Homeownership and the housing cost burden
Although the Twin Cities homeownership rate remains at a relatively high 74 percent, the recession and foreclosures threaten many homeowners.
The number of severely cost-burdened homeowners–those paying more than half of their income for housing — doubled from five percent in 2000 to ten percent in 2007. The high cost burdens often lead to foreclosures. Realty Trac, an online foreclosure information resource, reported a 75 percent increase in foreclosure-related filings in the Twin Cities between third quarter 2007 and third quarter 2008.
While foreclosures are found in nearly every neighborhood in the Twin Cities, lower income households and households of color have been hit the hardest, threatening deterioration of neighborhoods in North Minneapolis, South Minneapolis and the north central and northeast quadrants of St. Paul. A recent report from the Institute on Race and Poverty at the University of Minnesota Law School described the continuing impact of racial discrimination in mortgages and housing on families of color.
Renters and the housing cost burden
About half of the renters in the seven-county region are now cost-burdened, compared to less than 40 percent in 2000. The average rental rate for the seven-county region has risen from slightly more than $700 per month in 2000 to slightly more than $900 per month in 2008.
According to the Wilder report, “The wave of foreclosures may have contributed to the tightening of the rental market and increased rents as former homeowners become apartment dwellers. ” In addition, foreclosures on rental properties dislocate renters and take rental units out of circulation.
For very low-income households, waiting list to receive a Section 8 housing voucher is two to four years at several suburban public housing agencies – and that does not include the wait to even get on the list, which opens only periodically (every two to six years). (See Low-income and nowhere to live.)
Homelessness
While current numbers are not available, homelessness appears to be on the rise. (See Homeless in Minneapolis for a description of increasing homelessness in the Twin Cities.)

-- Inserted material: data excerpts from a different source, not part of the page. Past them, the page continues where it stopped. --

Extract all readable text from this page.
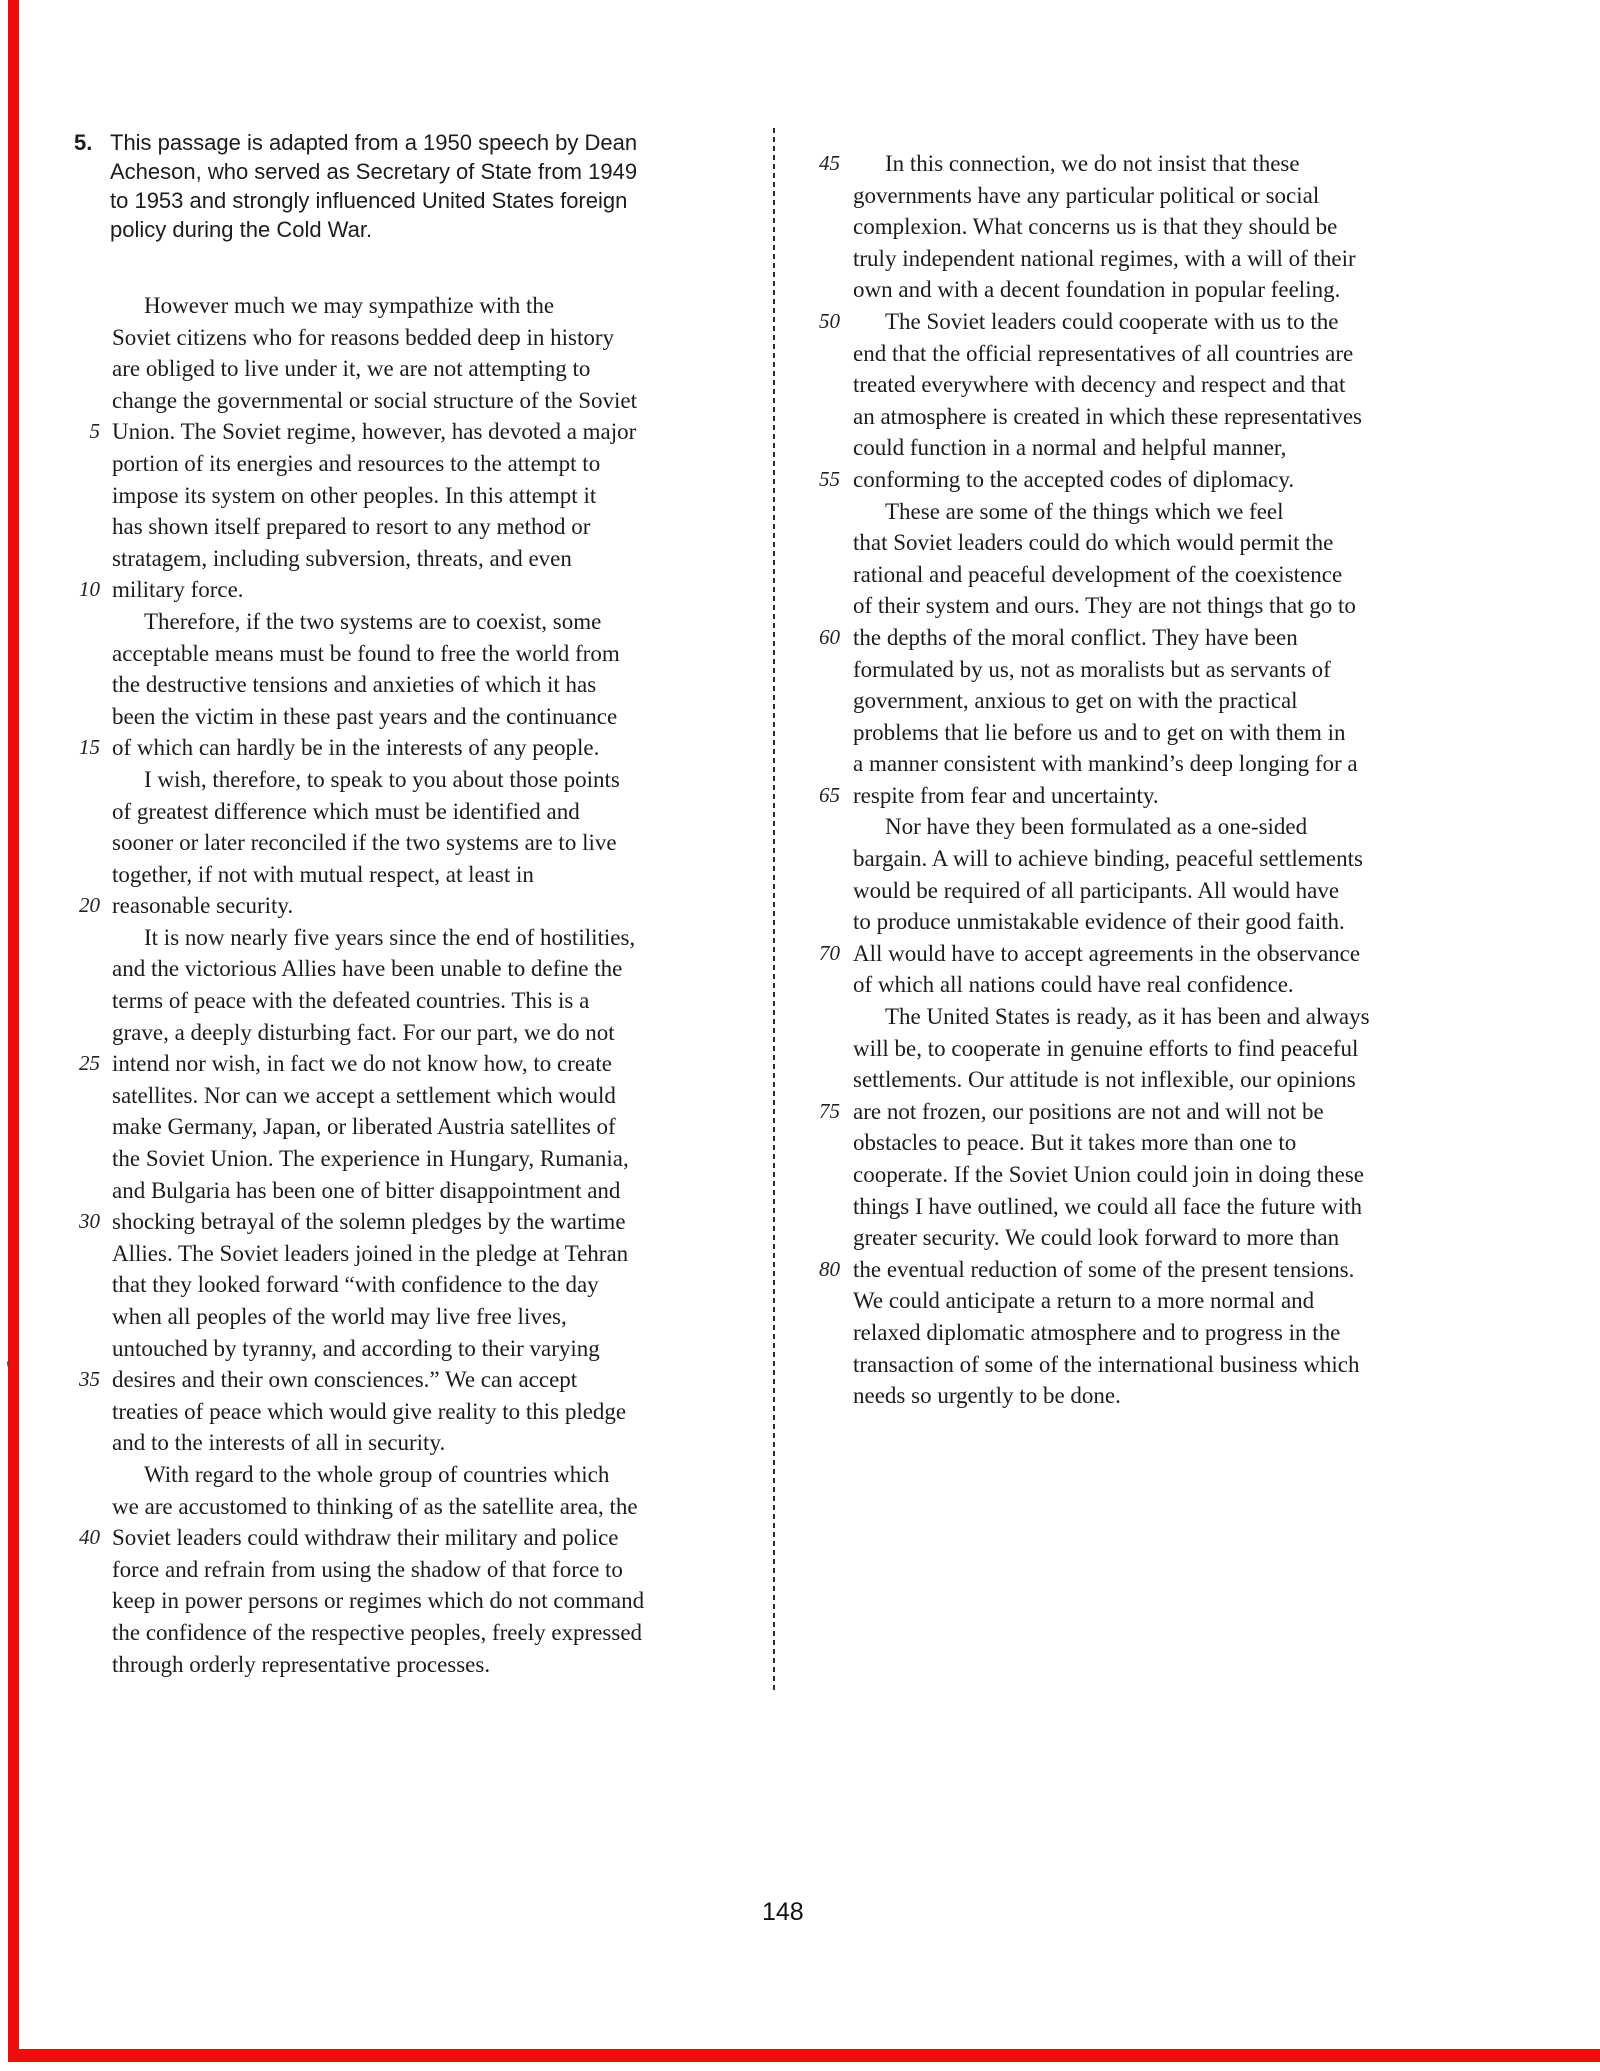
5. This passage is adapted from a 1950 speech by Dean
Acheson, who served as Secretary of State from 1949
to 1953 and strongly influenced United States foreign
policy during the Cold War.
However much we may sympathize with the
Soviet citizens who for reasons bedded deep in history
are obliged to live under it, we are not attempting to
change the governmental or social structure of the Soviet
5 Union. The Soviet regime, however, has devoted a major
portion of its energies and resources to the attempt to
impose its system on other peoples. In this attempt it
has shown itself prepared to resort to any method or
stratagem, including subversion, threats, and even
10 military force.
Therefore, if the two systems are to coexist, some
acceptable means must be found to free the world from
the destructive tensions and anxieties of which it has
been the victim in these past years and the continuance
15 of which can hardly be in the interests of any people.
I wish, therefore, to speak to you about those points
of greatest difference which must be identified and
sooner or later reconciled if the two systems are to live
together, if not with mutual respect, at least in
20 reasonable security.
It is now nearly five years since the end of hostilities,
and the victorious Allies have been unable to define the
terms of peace with the defeated countries. This is a
grave, a deeply disturbing fact. For our part, we do not
25 intend nor wish, in fact we do not know how, to create
satellites. Nor can we accept a settlement which would
make Germany, Japan, or liberated Austria satellites of
the Soviet Union. The experience in Hungary, Rumania,
and Bulgaria has been one of bitter disappointment and
30 shocking betrayal of the solemn pledges by the wartime
Allies. The Soviet leaders joined in the pledge at Tehran
that they looked forward “with confidence to the day
when all peoples of the world may live free lives,
untouched by tyranny, and according to their varying
35 desires and their own consciences.” We can accept
treaties of peace which would give reality to this pledge
and to the interests of all in security.
With regard to the whole group of countries which
we are accustomed to thinking of as the satellite area, the
40 Soviet leaders could withdraw their military and police
force and refrain from using the shadow of that force to
keep in power persons or regimes which do not command
the confidence of the respective peoples, freely expressed
through orderly representative processes.
45	In this connection, we do not insist that these
governments have any particular political or social
complexion. What concerns us is that they should be
truly independent national regimes, with a will of their
own and with a decent foundation in popular feeling.
50	The Soviet leaders could cooperate with us to the
end that the official representatives of all countries are
treated everywhere with decency and respect and that
an atmosphere is created in which these representatives
could function in a normal and helpful manner,
55 conforming to the accepted codes of diplomacy.
These are some of the things which we feel
that Soviet leaders could do which would permit the
rational and peaceful development of the coexistence
of their system and ours. They are not things that go to
60 the depths of the moral conflict. They have been
formulated by us, not as moralists but as servants of
government, anxious to get on with the practical
problems that lie before us and to get on with them in
a manner consistent with mankind’s deep longing for a
65 respite from fear and uncertainty.
Nor have they been formulated as a one-sided
bargain. A will to achieve binding, peaceful settlements
would be required of all participants. All would have
to produce unmistakable evidence of their good faith.
70 All would have to accept agreements in the observance
of which all nations could have real confidence.
The United States is ready, as it has been and always
will be, to cooperate in genuine efforts to find peaceful
settlements. Our attitude is not inflexible, our opinions
75 are not frozen, our positions are not and will not be
obstacles to peace. But it takes more than one to
cooperate. If the Soviet Union could join in doing these
things I have outlined, we could all face the future with
greater security. We could look forward to more than
80 the eventual reduction of some of the present tensions.
We could anticipate a return to a more normal and
relaxed diplomatic atmosphere and to progress in the
transaction of some of the international business which
needs so urgently to be done.
'
148
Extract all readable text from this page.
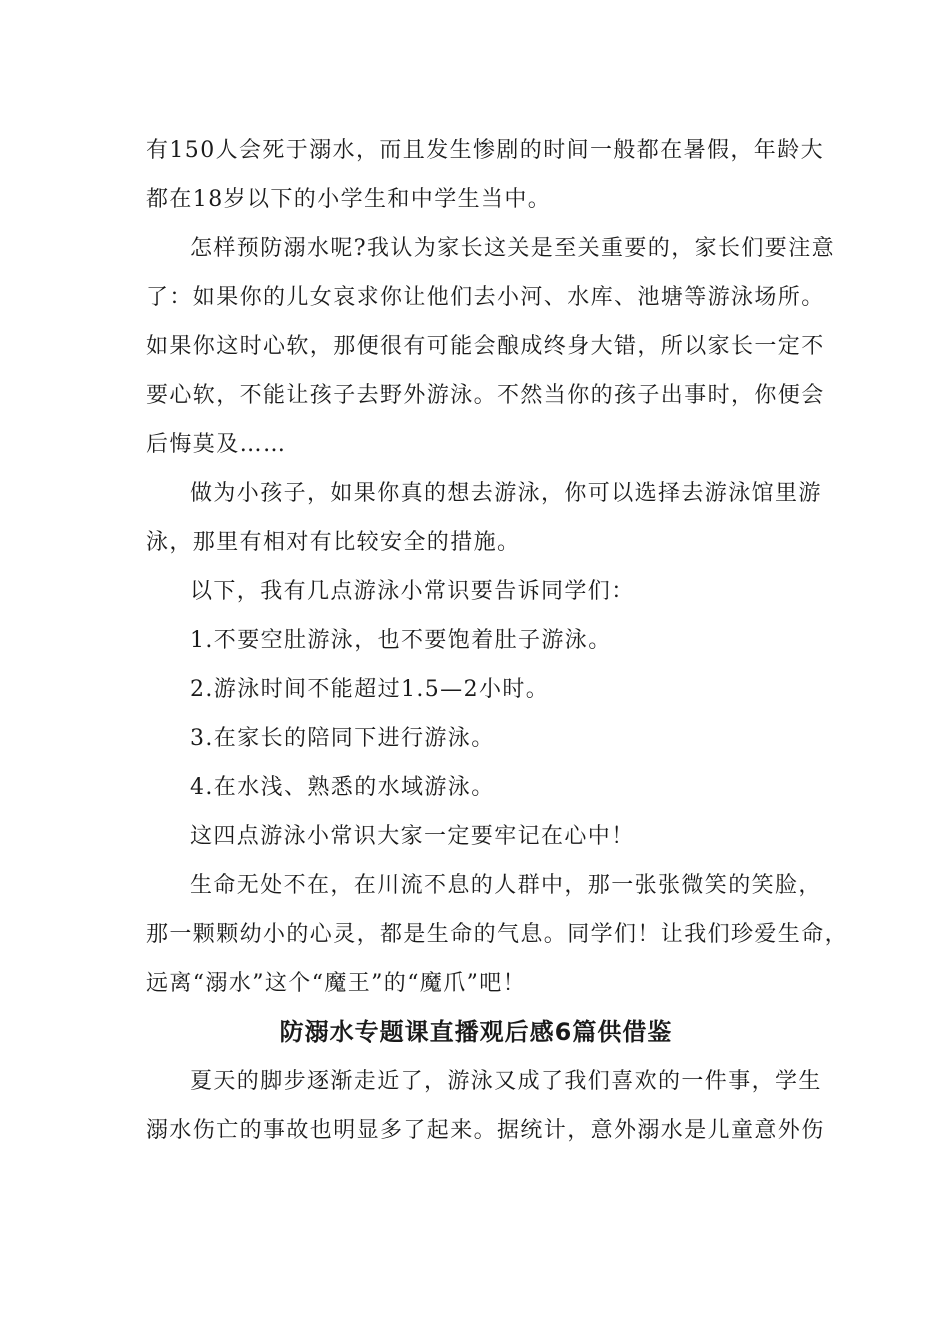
有150人会死于溺水，而且发生惨剧的时间一般都在暑假，年龄大

都在18岁以下的小学生和中学生当中。

怎样预防溺水呢?我认为家长这关是至关重要的，家长们要注意

了：如果你的儿女哀求你让他们去小河、水库、池塘等游泳场所。

如果你这时心软，那便很有可能会酿成终身大错，所以家长一定不

要心软，不能让孩子去野外游泳。不然当你的孩子出事时，你便会

后悔莫及……

做为小孩子，如果你真的想去游泳，你可以选择去游泳馆里游

泳，那里有相对有比较安全的措施。

以下，我有几点游泳小常识要告诉同学们：

1.不要空肚游泳，也不要饱着肚子游泳。

2.游泳时间不能超过1.5—2小时。

3.在家长的陪同下进行游泳。

4.在水浅、熟悉的水域游泳。

这四点游泳小常识大家一定要牢记在心中！

生命无处不在，在川流不息的人群中，那一张张微笑的笑脸，

那一颗颗幼小的心灵，都是生命的气息。同学们！让我们珍爱生命，

远离“溺水”这个“魔王”的“魔爪”吧！

防溺水专题课直播观后感6篇供借鉴

夏天的脚步逐渐走近了，游泳又成了我们喜欢的一件事，学生

溺水伤亡的事故也明显多了起来。据统计，意外溺水是儿童意外伤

In the last two weeks of December 2008, Ramsey County began the Rapid Rehousing Pilot Project, in partnership with the YWCA, using some unspent 2008 contingency funds. Seventeen families were selected to receive several months of rental assistance as well as damage deposits for the first six months of 2009.
As a result of the implementation of the pilot project, the county was able to accommodate a significant number of new requests for family emergency shelter.
Jim Anderson of Ramsey County Human Services wrote in an e-mail that the pilot,
“albeit for a short time, clearly demonstrated that it is possible to move a significant number of families from emergency shelters to market rate housing in a very short time, but only if there is rental assistance available to provide a family the breathing space they need to start over and build stability.” He added that many of the families would also need supportive services to help them during the transition.
Kristine Zimba is Family Support Services Manager of YWCA St. Paul which is managing the pilot program. She said that families in the pilot program need the additional supports in order to get back on their feet. She told about one young couple with two toddlers. Zimba said, “ Budgeting their money especially when it comes to diapers, transportation, utility bills, etc the family has had difficulty in the past with not being able to manage bills and sometimes they find themselves paying large late bills so their phone or heat isn’t cut off and then they don’t have enough money for rent, transportation and the diapers.” She said that having a case manager they can call upon to help find resources makes all the difference.